Laura Talamante, CSUDH’s Academic Senate chair and associate professor of history, provided greetings and thanks on behalf of the university’s faculty.
“President Parham will be a fighter for CSUDH—standing up for us, continuing progress made to change inequitable CSU funding formulas of the past,” said Talamante. “Thank you for demonstrating how deeply you care about the quality of our students’ educational experience, including the structures where learning and personal growth take place. I know you will not be satisfied until every building on campus is a space that properly supports our amazing students, staff, faculty, and administrators.”
Ellie Perry, the university’s sustainability coordinator, spoke on behalf of CSUDH’s staff members. She likened members of the staff to prize fighters who are “champions in their own right, but with instincts and abilities that we all share.”
“Our university only employs about 1,000 full-time staff members, but collectively we do the job of universities three or four times our size in providing benefit to the communities that we serve,” Perry said. “And when you look at our accolades, you’ll see we stand toe-to-toe with the best universities in the nation for our diversity and creating upward mobility for our students, alumni, and their families. “So Dr. Parham, be sure to grab your reusable water bottle, your mouth piece, and gloves because we welcome you to our fight for our faculty and students’ success. You are now our champion, and we are in your corner.”

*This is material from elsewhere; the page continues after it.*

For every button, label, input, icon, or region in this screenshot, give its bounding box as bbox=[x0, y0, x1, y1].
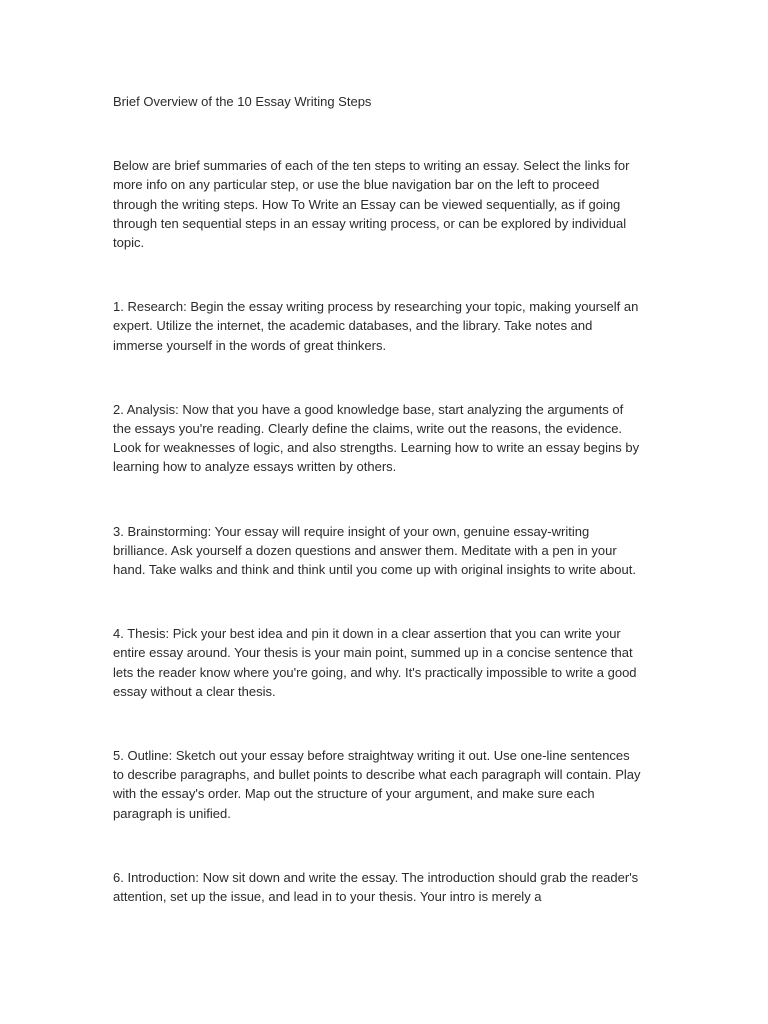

Christian Jackson, president of Associated Students, Inc., endorsed Parham on behalf of the student body with “immense anticipation” for the university’s new president. “Since the day Dr. Parham arrived, students, faculty, and staff are all now finding themselves at the table having conversations about what our students specifically need to be successful academically and in life.”
The ceremony also included remarks from California Senator Steven Bradford and Parham’s close colleagues in the field of psychology: Wade Nobles, emeritus professor of Africana studies and black psychology at San Francisco State; and Derald Wing Sue, professor of counseling psychology at Columbia University. The ceremony ended with a benediction led by Ivan Pitts, senior pastor of Second Baptist Church of Santa Ana.
CSUDH alumna Maria Villa (’82, B.S., business administration), an attorney and partner in the Law Offices of Lathrop & Villa, offered remarks on behalf of the alumni and the university’s Philanthropic Foundation Board. She called the university a “springboard that propelled me forward to succeed.”
“The foundation I received here allowed me to become a leader in my profession, including being elected the first Hispanic attorney to serve on the California State Bar Board of Governors,” Villa shared. “So my fellow Toros! Let’s follow President Parham’s lead in transforming our university. With your degree from Cal State Dominguez Hills, you will not only transform your lives, you will transform our country into a better place for all!”
CSU Board of Trustees Chair Adam Day represented the board at the investiture. He called the selection of a campus president to be the trustees’ most important role.
“My first official campus visit upon being appointed to the board was CSU Dominguez Hills. I purposefully made that decision because the story and fabric of this campus and community is not just special – it is critical to the success of the entire state of California,” Day said. “Dr. Parham impressed the selection committee and the trustees with his history of working with students from diverse backgrounds, his commitment and passion to student achievement, and his deep connections in the community. We have great faith and confidence in his ability to be the leader CSU Dominguez Hills needs.”